Como não há relação direta com aspectos emocionais ou afetivos, há a possibilidade de se compreender a expressão latina, nos dias de hoje, como a “disposição dos sócios em manter o esforço ou investimento comum”2, de modo que, ainda que não haja afeto ou amizade entre os sócios, enquanto houver interesses e esforços afins, restará preservada a affectio societatis.

Essa particularidade é bastante importante na compreensão das sociedades de pessoas (intuitu personae), visto que são sociedades em que a união das pessoas (naturais ou jurídicas) em dada sociedade decorre de fatores subjetivos, relativos às próprias pessoas, e não ao capital por eles aportado; o cerne reside numa espécie de vínculo psicológico que une os sócios3.

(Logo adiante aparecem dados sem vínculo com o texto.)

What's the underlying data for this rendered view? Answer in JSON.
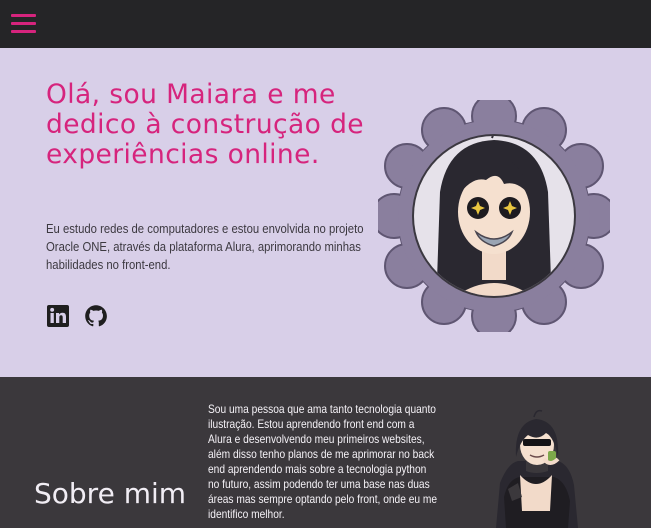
{
  "nav": {
    "menu_icon": "hamburger-menu-icon"
  },
  "hero": {
    "title": "Olá, sou Maiara e me dedico à construção de experiências online.",
    "description": "Eu estudo redes de computadores e estou envolvida no projeto Oracle ONE, através da plataforma Alura, aprimorando minhas habilidades no front-end.",
    "social": [
      "linkedin-icon",
      "github-icon"
    ]
  },
  "about": {
    "title": "Sobre mim",
    "text": "Sou uma pessoa que ama tanto tecnologia quanto ilustração. Estou aprendendo front end com a Alura e desenvolvendo meu primeiros websites, além disso tenho planos de me aprimorar no back end aprendendo mais sobre a tecnologia python no futuro, assim podendo ter uma base nas duas áreas mas sempre optando pelo front, onde eu me identifico melhor."
  },
  "colors": {
    "accent": "#d6247d",
    "hero_bg": "#d8cfe8",
    "topbar_bg": "#252527",
    "about_bg": "#3b383c"
  }
}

Esse é o principal traço distintivo, por exemplo, das sociedades anônimas, as quais são reconhecidamente sociedades de capitais, em que particularidades individuais dos sócios pouco importam, haja vista que o que verdadeiramente importa é o investimento por eles realizado. Justamente por isso é possível adquirir quotas de sociedades anônimas de capital aberto na Bolsa de Valores, mesmo sem conhecer qualquer um dos fundadores das companhias ou seus administradores.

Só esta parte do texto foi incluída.